Queries With No Candles

A substring may contain only plates and no candles at all.

For example:

s = "*****"
query = [0, 4]

Since there are no candle boundaries, no plate can possibly be enclosed between candles.

This case is handled because the nearest candle arrays return -1, and the implementation immediately returns 0.

Queries With Only One Candle

A substring may contain exactly one candle.

For example:

s = "***|***"
query = [0, 6]

Even though a candle exists, plates still cannot be enclosed because two candle boundaries are required.

The implementation detects this because the computed start and end positions either match or produce start >= end.

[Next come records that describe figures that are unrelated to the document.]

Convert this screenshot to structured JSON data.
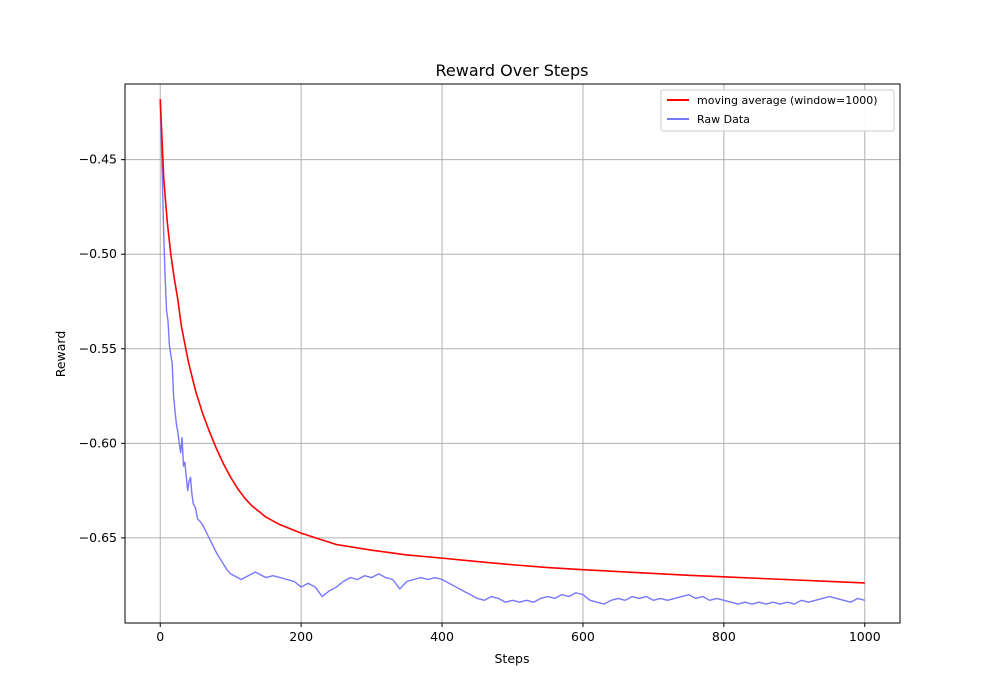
{
  "chart_data": {
    "type": "line",
    "title": "Reward Over Steps",
    "xlabel": "Steps",
    "ylabel": "Reward",
    "xlim": [
      -50,
      1050
    ],
    "ylim": [
      -0.695,
      -0.41
    ],
    "xticks": [
      0,
      200,
      400,
      600,
      800,
      1000
    ],
    "yticks": [
      -0.45,
      -0.5,
      -0.55,
      -0.6,
      -0.65
    ],
    "xtick_labels": [
      "0",
      "200",
      "400",
      "600",
      "800",
      "1000"
    ],
    "ytick_labels": [
      "−0.45",
      "−0.50",
      "−0.55",
      "−0.60",
      "−0.65"
    ],
    "grid": true,
    "legend_position": "top-right",
    "series": [
      {
        "name": "moving average (window=1000)",
        "color": "#ff0000",
        "x": [
          0,
          5,
          10,
          15,
          20,
          25,
          30,
          40,
          50,
          60,
          70,
          80,
          90,
          100,
          110,
          120,
          130,
          140,
          150,
          170,
          200,
          225,
          250,
          300,
          350,
          400,
          450,
          500,
          550,
          600,
          650,
          700,
          750,
          800,
          850,
          900,
          950,
          1000
        ],
        "y": [
          -0.418,
          -0.46,
          -0.483,
          -0.5,
          -0.513,
          -0.524,
          -0.538,
          -0.557,
          -0.572,
          -0.584,
          -0.594,
          -0.603,
          -0.611,
          -0.618,
          -0.624,
          -0.629,
          -0.633,
          -0.636,
          -0.639,
          -0.643,
          -0.6475,
          -0.6505,
          -0.6535,
          -0.6565,
          -0.659,
          -0.6607,
          -0.6625,
          -0.6642,
          -0.6657,
          -0.6668,
          -0.6678,
          -0.6688,
          -0.6698,
          -0.6706,
          -0.6714,
          -0.6722,
          -0.673,
          -0.6738
        ]
      },
      {
        "name": "Raw Data",
        "color": "#7777ff",
        "x": [
          0,
          3,
          5,
          7,
          9,
          11,
          13,
          15,
          17,
          19,
          21,
          23,
          25,
          27,
          29,
          31,
          33,
          35,
          37,
          39,
          41,
          43,
          45,
          47,
          50,
          53,
          56,
          60,
          64,
          68,
          72,
          76,
          80,
          85,
          90,
          95,
          100,
          105,
          110,
          115,
          120,
          125,
          130,
          135,
          140,
          145,
          150,
          160,
          170,
          180,
          190,
          200,
          210,
          220,
          230,
          240,
          250,
          260,
          270,
          280,
          290,
          300,
          310,
          320,
          330,
          340,
          350,
          360,
          370,
          380,
          390,
          400,
          410,
          420,
          430,
          440,
          450,
          460,
          470,
          480,
          490,
          500,
          510,
          520,
          530,
          540,
          550,
          560,
          570,
          580,
          590,
          600,
          610,
          620,
          630,
          640,
          650,
          660,
          670,
          680,
          690,
          700,
          710,
          720,
          730,
          740,
          750,
          760,
          770,
          780,
          790,
          800,
          810,
          820,
          830,
          840,
          850,
          860,
          870,
          880,
          890,
          900,
          910,
          920,
          930,
          940,
          950,
          960,
          970,
          980,
          990,
          1000
        ],
        "y": [
          -0.418,
          -0.46,
          -0.49,
          -0.513,
          -0.53,
          -0.535,
          -0.548,
          -0.553,
          -0.558,
          -0.575,
          -0.583,
          -0.59,
          -0.594,
          -0.6,
          -0.605,
          -0.597,
          -0.612,
          -0.61,
          -0.618,
          -0.625,
          -0.62,
          -0.618,
          -0.627,
          -0.632,
          -0.634,
          -0.64,
          -0.641,
          -0.643,
          -0.646,
          -0.649,
          -0.652,
          -0.655,
          -0.658,
          -0.661,
          -0.664,
          -0.667,
          -0.669,
          -0.67,
          -0.671,
          -0.672,
          -0.671,
          -0.67,
          -0.669,
          -0.668,
          -0.669,
          -0.67,
          -0.671,
          -0.67,
          -0.671,
          -0.672,
          -0.673,
          -0.676,
          -0.674,
          -0.676,
          -0.681,
          -0.678,
          -0.676,
          -0.673,
          -0.671,
          -0.672,
          -0.67,
          -0.671,
          -0.669,
          -0.671,
          -0.672,
          -0.677,
          -0.673,
          -0.672,
          -0.671,
          -0.672,
          -0.671,
          -0.672,
          -0.674,
          -0.676,
          -0.678,
          -0.68,
          -0.682,
          -0.683,
          -0.681,
          -0.682,
          -0.684,
          -0.683,
          -0.684,
          -0.683,
          -0.684,
          -0.682,
          -0.681,
          -0.682,
          -0.68,
          -0.681,
          -0.679,
          -0.68,
          -0.683,
          -0.684,
          -0.685,
          -0.683,
          -0.682,
          -0.683,
          -0.681,
          -0.682,
          -0.681,
          -0.683,
          -0.682,
          -0.683,
          -0.682,
          -0.681,
          -0.68,
          -0.682,
          -0.681,
          -0.683,
          -0.682,
          -0.683,
          -0.684,
          -0.685,
          -0.684,
          -0.685,
          -0.684,
          -0.685,
          -0.684,
          -0.685,
          -0.684,
          -0.685,
          -0.683,
          -0.684,
          -0.683,
          -0.682,
          -0.681,
          -0.682,
          -0.683,
          -0.684,
          -0.682,
          -0.683
        ]
      }
    ]
  }
}
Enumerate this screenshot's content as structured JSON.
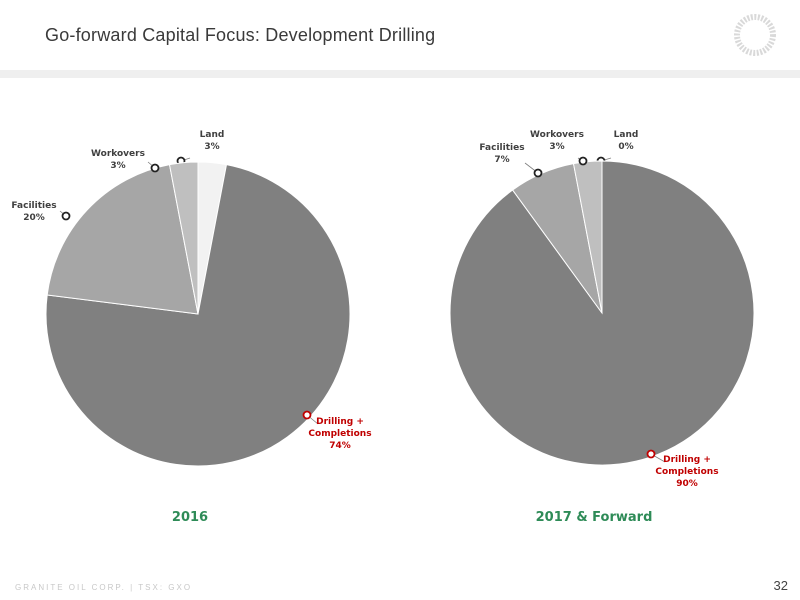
{
  "slide": {
    "title": "Go-forward Capital Focus: Development Drilling",
    "footer": "GRANITE OIL CORP. | TSX: GXO",
    "page_number": "32"
  },
  "colors": {
    "title_green": "#2e8b57",
    "highlight_red": "#c00000",
    "label_dark": "#404040"
  },
  "chart_data": [
    {
      "type": "pie",
      "title": "2016",
      "slices": [
        {
          "label": "Land",
          "value": 3,
          "display": "3%",
          "color": "#f2f2f2"
        },
        {
          "label": "Drilling + Completions",
          "value": 74,
          "display": "74%",
          "color": "#808080",
          "highlight": true
        },
        {
          "label": "Facilities",
          "value": 20,
          "display": "20%",
          "color": "#a6a6a6"
        },
        {
          "label": "Workovers",
          "value": 3,
          "display": "3%",
          "color": "#bfbfbf"
        }
      ]
    },
    {
      "type": "pie",
      "title": "2017 & Forward",
      "slices": [
        {
          "label": "Land",
          "value": 0,
          "display": "0%",
          "color": "#f2f2f2"
        },
        {
          "label": "Drilling + Completions",
          "value": 90,
          "display": "90%",
          "color": "#808080",
          "highlight": true
        },
        {
          "label": "Facilities",
          "value": 7,
          "display": "7%",
          "color": "#a6a6a6"
        },
        {
          "label": "Workovers",
          "value": 3,
          "display": "3%",
          "color": "#bfbfbf"
        }
      ]
    }
  ]
}
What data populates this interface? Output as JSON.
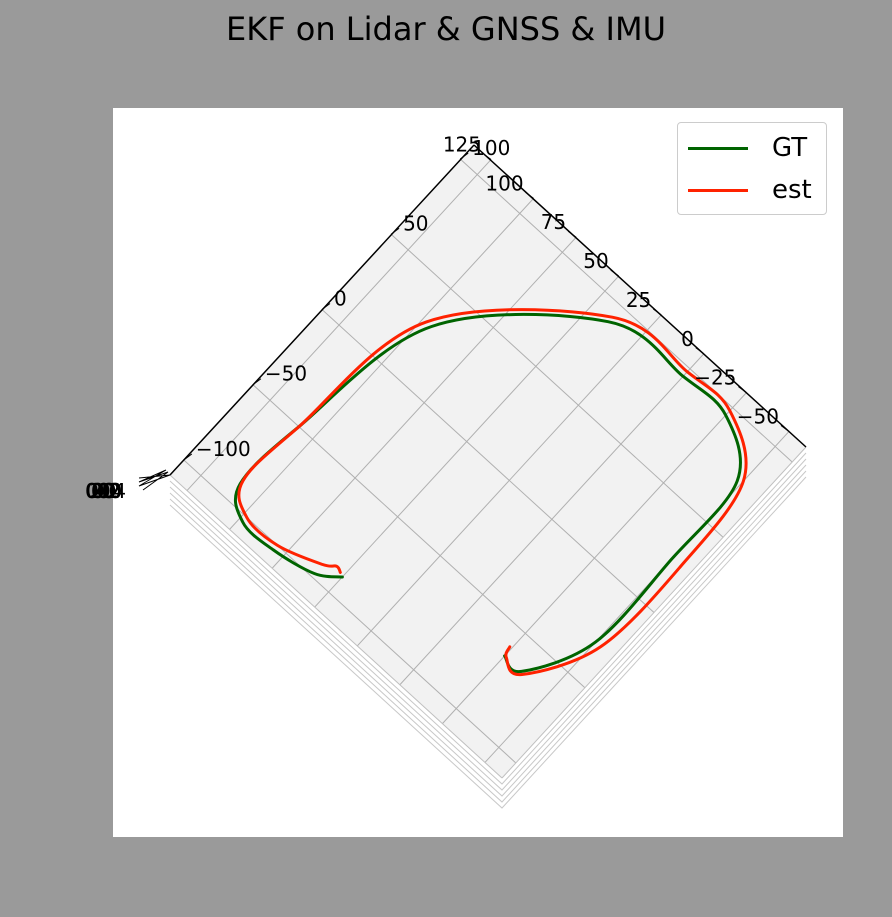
{
  "chart_data": {
    "type": "line",
    "title": "EKF on Lidar & GNSS & IMU",
    "projection": "3d",
    "xlabel": "",
    "ylabel": "",
    "zlabel": "",
    "y_axis_ticks": [
      "125",
      "100",
      "75",
      "50",
      "25",
      "0",
      "−25",
      "−50"
    ],
    "x_axis_ticks": [
      "−100",
      "−50",
      "0",
      "50",
      "100"
    ],
    "z_axis_ticks_overlapping": "0.02 0.04 0.00 0.02 0.04",
    "ylim": [
      -60,
      135
    ],
    "xlim": [
      -110,
      110
    ],
    "grid": true,
    "legend_position": "top-right",
    "series": [
      {
        "name": "GT",
        "color": "#006400",
        "x": [
          -65,
          -65,
          -30,
          25,
          75,
          95,
          95,
          90,
          30,
          -50,
          -90,
          -103,
          -103,
          -98,
          -90
        ],
        "y": [
          -25,
          -35,
          -50,
          -50,
          -48,
          -25,
          0,
          40,
          95,
          108,
          110,
          98,
          80,
          60,
          50
        ]
      },
      {
        "name": "est",
        "color": "#ff2200",
        "x": [
          -60,
          -65,
          -66,
          -30,
          25,
          77,
          98,
          98,
          93,
          30,
          -50,
          -88,
          -100,
          -100,
          -92,
          -88,
          -89
        ],
        "y": [
          -24,
          -26,
          -36,
          -53,
          -55,
          -50,
          -25,
          0,
          40,
          98,
          108,
          110,
          98,
          80,
          60,
          55,
          52
        ]
      }
    ]
  }
}
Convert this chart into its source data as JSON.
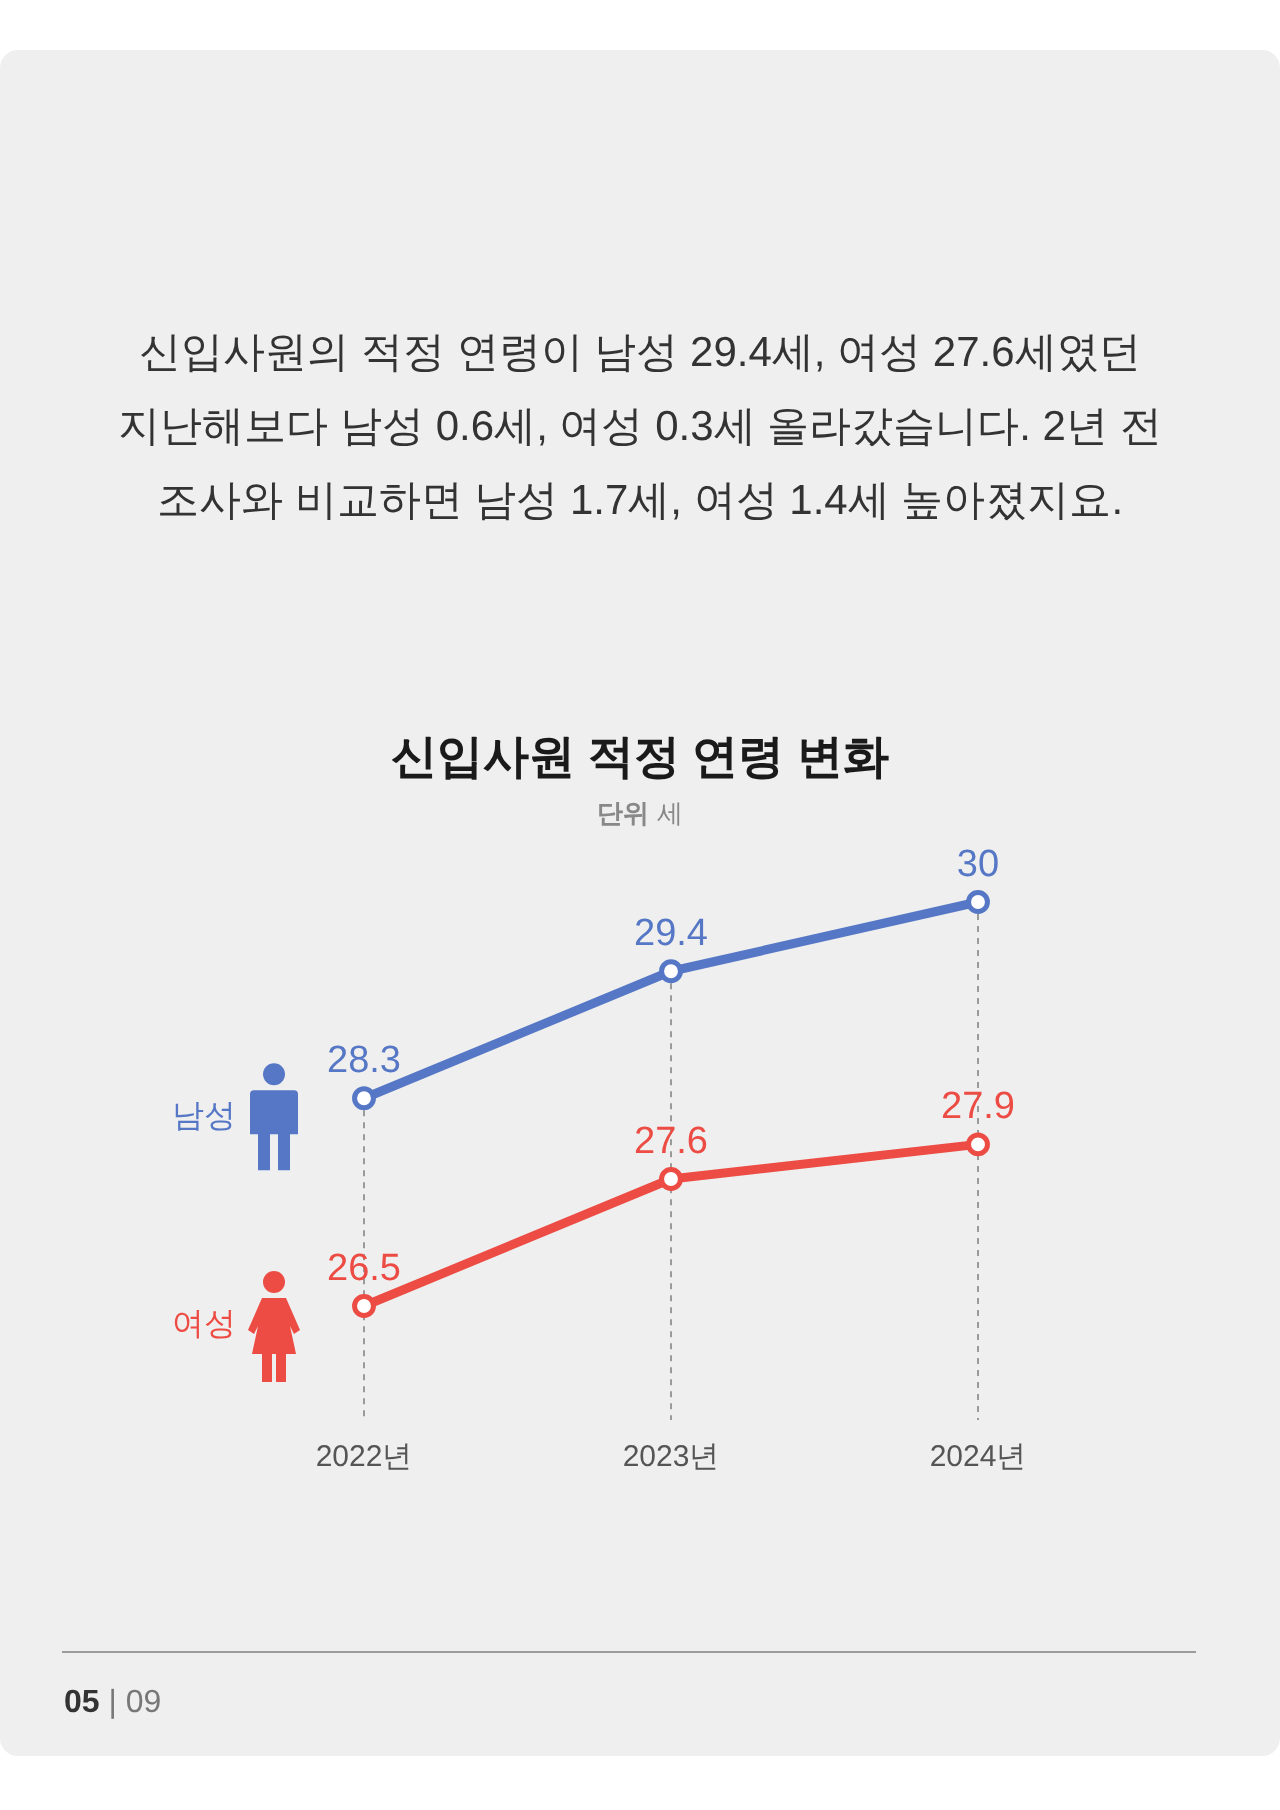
{
  "chart_data": {
    "type": "line",
    "title": "신입사원 적정 연령 변화",
    "subtitle": "단위 세",
    "annotations": [
      "신입사원의 적정 연령이 남성 29.4세, 여성 27.6세였던",
      "지난해보다 남성 0.6세, 여성 0.3세 올라갔습니다. 2년 전",
      "조사와 비교하면 남성 1.7세, 여성 1.4세 높아졌지요.",
      "05 | 09"
    ],
    "categories": [
      "2022년",
      "2023년",
      "2024년"
    ],
    "series": [
      {
        "name": "남성",
        "color": "#5577c5",
        "values": [
          28.3,
          29.4,
          30
        ]
      },
      {
        "name": "여성",
        "color": "#ec4c43",
        "values": [
          26.5,
          27.6,
          27.9
        ]
      }
    ],
    "data_labels": true,
    "marker": "circle",
    "line_style": "solid",
    "grid": "x",
    "tick_labels": "x"
  }
}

Plates Outside the Outer Candles

One of the easiest mistakes is accidentally counting plates that lie outside the valid candle boundaries.

For example:

s = "**|**|**"
query = [0, 7]

Only the two plates between the candles should count. The plates before the first candle and after the last candle must be ignored.

The implementation handles this correctly by first locating the inner candle boundaries and then counting only the plates strictly between those positions using prefix sums.